Traditionally, Zero Trust has been focused on moving beyond the network perimeter. But with the growing use of APIs, Zero Trust is increasingly about API security. VPN-based solutions to Zero Trust security challenges are shifting the perimeter, but not going beyond it. Proper authorization at the API layer allows you to go beyond perimeter security and make a leap forward in achieving Zero Trust security.
What is Zero Trust?
At its core, Zero Trust is about no longer establishing trust based on where you’re coming from in a network. Your location on the network is not sufficient anymore, and you need to present something to compensate for that, which often takes the form of tokens. Applications function with APIs nowadays, so you’re sending a token to consume an API, and Zero Trust security is achieved by shifting trust from a network perimeter assurance to authentication and authorization of the identities associated with the API requests.
Public vs private APIs
For an organization exposing APIs, it is common to classify APIs with two categories: “private APIs” and “public APIs.” Public vs. private APIs can mean multiple things, but often it refers to whether or not they are available on a public network. In this case, applying Zero Trust principles to API security should dictate that every API be classified as public since the perimeter can no longer constitute the basis of security.
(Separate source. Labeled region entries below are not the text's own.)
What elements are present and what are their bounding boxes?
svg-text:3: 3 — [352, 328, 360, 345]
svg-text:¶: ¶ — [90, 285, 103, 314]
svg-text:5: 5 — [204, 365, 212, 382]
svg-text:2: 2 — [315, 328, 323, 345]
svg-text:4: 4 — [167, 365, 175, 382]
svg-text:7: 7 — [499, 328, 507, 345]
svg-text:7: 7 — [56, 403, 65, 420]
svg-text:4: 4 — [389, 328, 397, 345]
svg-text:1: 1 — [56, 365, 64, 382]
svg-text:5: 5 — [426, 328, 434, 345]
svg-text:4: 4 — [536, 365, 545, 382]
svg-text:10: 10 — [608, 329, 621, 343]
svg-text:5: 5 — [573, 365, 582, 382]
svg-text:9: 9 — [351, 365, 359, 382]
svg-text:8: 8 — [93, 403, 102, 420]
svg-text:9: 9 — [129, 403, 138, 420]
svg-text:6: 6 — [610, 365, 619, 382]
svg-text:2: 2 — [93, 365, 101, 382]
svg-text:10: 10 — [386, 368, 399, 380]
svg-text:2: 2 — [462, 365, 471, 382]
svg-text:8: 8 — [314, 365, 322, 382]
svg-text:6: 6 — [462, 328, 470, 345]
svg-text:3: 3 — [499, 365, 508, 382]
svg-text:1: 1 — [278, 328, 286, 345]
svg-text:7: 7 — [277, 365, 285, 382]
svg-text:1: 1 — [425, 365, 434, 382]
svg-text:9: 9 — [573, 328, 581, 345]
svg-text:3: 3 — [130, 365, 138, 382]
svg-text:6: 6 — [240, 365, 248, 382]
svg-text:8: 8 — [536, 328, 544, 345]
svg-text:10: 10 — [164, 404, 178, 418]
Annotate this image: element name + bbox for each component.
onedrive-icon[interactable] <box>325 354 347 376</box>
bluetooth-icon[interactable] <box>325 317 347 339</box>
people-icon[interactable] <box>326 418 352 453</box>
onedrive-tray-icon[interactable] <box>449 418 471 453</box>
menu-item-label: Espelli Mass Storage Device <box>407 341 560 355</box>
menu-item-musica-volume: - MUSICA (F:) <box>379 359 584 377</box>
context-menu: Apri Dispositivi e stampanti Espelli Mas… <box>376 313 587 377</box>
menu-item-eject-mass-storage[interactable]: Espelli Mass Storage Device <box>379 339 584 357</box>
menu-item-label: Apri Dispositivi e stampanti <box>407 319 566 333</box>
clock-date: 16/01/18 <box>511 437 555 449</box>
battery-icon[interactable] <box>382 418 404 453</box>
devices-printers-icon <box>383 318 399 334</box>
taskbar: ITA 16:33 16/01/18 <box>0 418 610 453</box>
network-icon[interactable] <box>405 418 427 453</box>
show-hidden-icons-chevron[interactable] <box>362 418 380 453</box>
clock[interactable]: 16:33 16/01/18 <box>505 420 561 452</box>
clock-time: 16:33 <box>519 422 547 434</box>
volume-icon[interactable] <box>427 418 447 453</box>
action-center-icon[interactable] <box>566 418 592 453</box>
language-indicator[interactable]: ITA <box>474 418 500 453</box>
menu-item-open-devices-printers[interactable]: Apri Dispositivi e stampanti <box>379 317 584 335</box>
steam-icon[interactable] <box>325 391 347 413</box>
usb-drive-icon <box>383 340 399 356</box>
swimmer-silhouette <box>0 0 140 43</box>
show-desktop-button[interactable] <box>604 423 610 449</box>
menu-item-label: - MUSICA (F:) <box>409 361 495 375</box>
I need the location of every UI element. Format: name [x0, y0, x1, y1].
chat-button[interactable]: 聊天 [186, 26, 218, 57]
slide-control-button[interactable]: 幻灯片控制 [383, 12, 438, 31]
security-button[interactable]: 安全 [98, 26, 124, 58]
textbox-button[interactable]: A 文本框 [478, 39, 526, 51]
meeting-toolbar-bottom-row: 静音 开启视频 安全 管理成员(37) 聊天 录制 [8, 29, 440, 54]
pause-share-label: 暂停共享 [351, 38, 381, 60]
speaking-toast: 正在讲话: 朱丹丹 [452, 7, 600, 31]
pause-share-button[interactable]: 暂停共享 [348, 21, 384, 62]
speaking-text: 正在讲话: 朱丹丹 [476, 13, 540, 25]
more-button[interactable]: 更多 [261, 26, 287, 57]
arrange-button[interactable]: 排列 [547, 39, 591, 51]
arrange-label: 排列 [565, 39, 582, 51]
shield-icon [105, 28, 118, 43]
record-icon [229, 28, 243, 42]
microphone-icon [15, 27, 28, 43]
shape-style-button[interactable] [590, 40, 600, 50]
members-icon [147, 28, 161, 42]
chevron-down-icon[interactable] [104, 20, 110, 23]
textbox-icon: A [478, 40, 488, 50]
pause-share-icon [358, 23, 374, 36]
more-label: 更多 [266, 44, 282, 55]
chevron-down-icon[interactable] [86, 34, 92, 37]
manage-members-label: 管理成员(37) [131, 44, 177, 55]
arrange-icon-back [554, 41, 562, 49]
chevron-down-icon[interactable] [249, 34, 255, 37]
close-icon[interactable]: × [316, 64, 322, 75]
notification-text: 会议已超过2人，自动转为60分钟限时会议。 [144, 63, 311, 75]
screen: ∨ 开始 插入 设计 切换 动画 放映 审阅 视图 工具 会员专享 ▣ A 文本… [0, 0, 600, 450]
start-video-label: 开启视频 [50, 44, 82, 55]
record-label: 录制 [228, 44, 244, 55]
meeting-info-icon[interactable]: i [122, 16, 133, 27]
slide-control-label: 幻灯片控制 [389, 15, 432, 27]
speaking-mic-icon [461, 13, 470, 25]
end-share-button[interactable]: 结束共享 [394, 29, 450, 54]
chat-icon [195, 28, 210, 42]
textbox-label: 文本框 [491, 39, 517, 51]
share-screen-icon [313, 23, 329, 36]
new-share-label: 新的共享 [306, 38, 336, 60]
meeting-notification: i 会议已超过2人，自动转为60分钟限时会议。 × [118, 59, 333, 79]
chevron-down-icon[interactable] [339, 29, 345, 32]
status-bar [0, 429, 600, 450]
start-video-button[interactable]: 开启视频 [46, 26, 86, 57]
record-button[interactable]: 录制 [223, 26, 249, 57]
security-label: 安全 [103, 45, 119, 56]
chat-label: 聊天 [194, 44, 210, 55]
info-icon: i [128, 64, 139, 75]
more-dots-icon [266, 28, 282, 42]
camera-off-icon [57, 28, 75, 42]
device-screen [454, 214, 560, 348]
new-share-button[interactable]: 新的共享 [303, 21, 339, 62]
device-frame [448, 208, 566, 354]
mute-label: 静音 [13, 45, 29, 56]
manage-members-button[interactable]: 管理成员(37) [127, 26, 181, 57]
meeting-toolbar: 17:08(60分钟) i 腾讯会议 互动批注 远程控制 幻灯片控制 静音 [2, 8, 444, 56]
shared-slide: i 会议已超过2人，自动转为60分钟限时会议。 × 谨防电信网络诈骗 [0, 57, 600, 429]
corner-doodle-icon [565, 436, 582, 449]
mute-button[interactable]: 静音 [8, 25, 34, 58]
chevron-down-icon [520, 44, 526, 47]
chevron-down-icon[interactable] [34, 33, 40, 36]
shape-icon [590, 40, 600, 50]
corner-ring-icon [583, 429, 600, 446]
API reclassification requires an organization to consider adding token-based authorization to existing APIs.
Another way to look at public vs. private APIs is to consider whether they are only meant to be consumed by the organization they belong to or are open for other teams or even third parties to adopt as part of their services or applications. By shifting how we classify APIs as public, an organization not only improves its security but opens up new innovation and collaboration opportunities. Perhaps your developers aren’t looking for new ways to create new experiences, but somebody else might be. And opening up your APIs allows you to participate in somebody else’s innovation and benefit from it.
By contrast, organizations that keep their APIs private and assume they are out of reach of bad actors expose themselves to data breaches, as we’ve seen recently.
Zero Trust, an integration challenge
Prior to Zero Trust, when security was based on the perimeter, the user experience tended to be simple: it worked if you were inside the perimeter and did not otherwise. When this is no longer the case, some form of authentication or entitlement check needs to happen.
The burden associated with this cannot rest on the end-user. User experience expectations raise the bar on how much integration needs to happen behind the scenes. To deliver a frictionless experience, the application might need to orchestrate a handshake with a trusted identity provider. It might need to fetch information about users, their privacy preferences, their entitlements, and the risk associated with a transaction. This integration is addressed by APIs and API gateways, configured to work with centralized authorization services and integrating with data services, identity directories, event-based APIs, microservices, etc.
API discovery and observability
APIs multiply fast. It’s hard to keep up with the IT sprawl they create. We recently learned that the average enterprise has two to three API management gateways from different vendors, and plans to adopt more soon. If your APIs are spread out across multiple platforms with disconnected governance, Zero Trust security is harder to standardize on.
Research also shows that organizations aren’t confident that they have a full inventory of all the APIs they expose in these various API silos. You can’t secure what you’re not aware of, and a centralized API management plane that discovers all APIs as they are added in their respective silo and provides centralized API observability is an essential ingredient for moving forward with Zero Trust.
Monitoring APIs is not just looking at performance metrics: API analytics show trends in how your APIs are used — or abused. Reports on the policies enforced in your various API silos allow you to validate your implementation against security objectives.
Addressing security at the API layer
Addressing security at the API layer produces a more agile application where rules are decoupled from business logic and policies can be added or modified on the fly without affecting back-end implementation. By treating your private APIs as public APIs and applying adequate token-based security, you improve your security posture and no longer depend exclusively on perimeter security.